One final footnote. Shell’s advertising did take on a much more modern tone again in the 1950s.
John Castle, 1952
Machinery and technological progress had become not just acceptable, but worth celebrating, one way or another.
Terence Cuneo, 1952.
Modernism was once again possible in the 1950s . Which is a thought I will be coming back to again one day.
According to my research one of Beddington’s predecessors, E.W. Delacour, first introduced the ‘See Britain First – on Shell’ campaign. In 1925 the artist (Dominique) Charles Fouqueray (1869-1956) produced 12 posters on this theme. One of Delacour’s initiatives at the time was to display the original paintings for these posters in garages. Brochures containing reproductions of the posters (or paintings) were also available at these garages.

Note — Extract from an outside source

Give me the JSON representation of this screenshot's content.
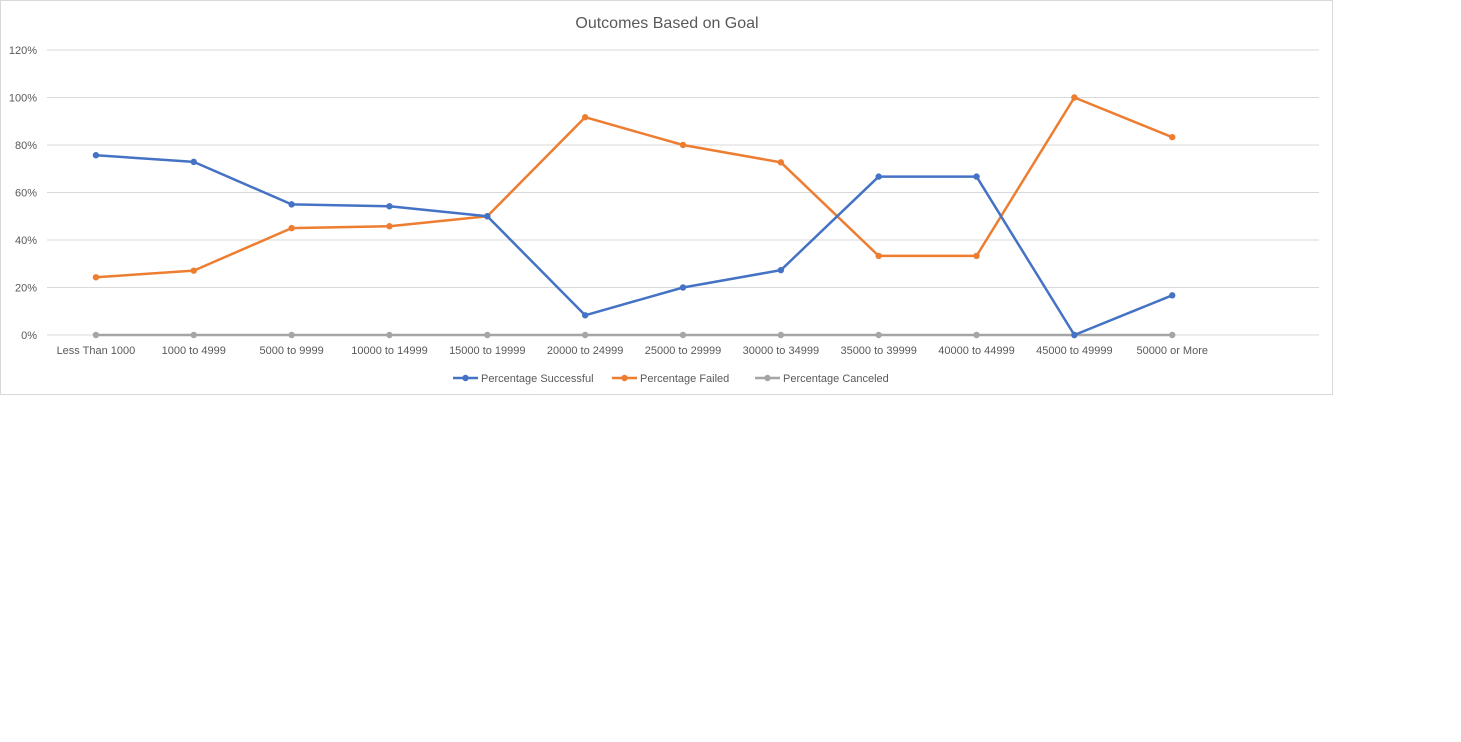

Shell was only interested in advertising to people who who might to want to buy its fuel. Before the middle of the 1920s these people tended to be ‘techies’ or chauffeurs and the advertising of the time reflected this. As the market for cars grew so the people who were buying fuel changed to a wider middle class market with a less technical view of the product. Shell recognized this change and altered their advertising in response – a shift that was also designed to encourage the growing body of owner drivers to use their cars for recreational purposes. What this says about the growth of modernism I don’t know. It does illustrate the difficulty, however, of drawing general conclusions from works that are designed to appeal to restricted segments of the population.
Thanks for the comments – I very much like the idea of original artworks in garages, it would improve the tone of MOTs no end. And I will go and check out these posters.
Stockwell – I absolutely agree that the change from technical to fluffy rural advertising wasn’t just led by one factor alone, and that it’s almost impossible to tease them apart. In the essay, John Hewitt also ascribes the change to the fact that, by the late 1920s, all of the fuels for sale in the UK were pretty similar in composition and so it was harder to sell a petrol on a technical basis. I only wish my father (a motor historian) was still around to ask, as he’d undoubtedly have an opinion.
But he does make a reasonable case for the fact that driving and car ownership (and the advertising that resulted from it) was seen as much more problematic from the 1930s onwards, so I think that the change in style might have happened almost regardless of whether the target group for the advertising had changed or not. But I’d love to hear any more thoughts you have on this.
I seem to remember shell posters on the classroom wall in the 50’s
I am especially interested in one with Avebury village and circle on it
Can anyone enlighten me?
I don’t know that one either, but as an Avebury fan, would love to hear of it too if anyone knows.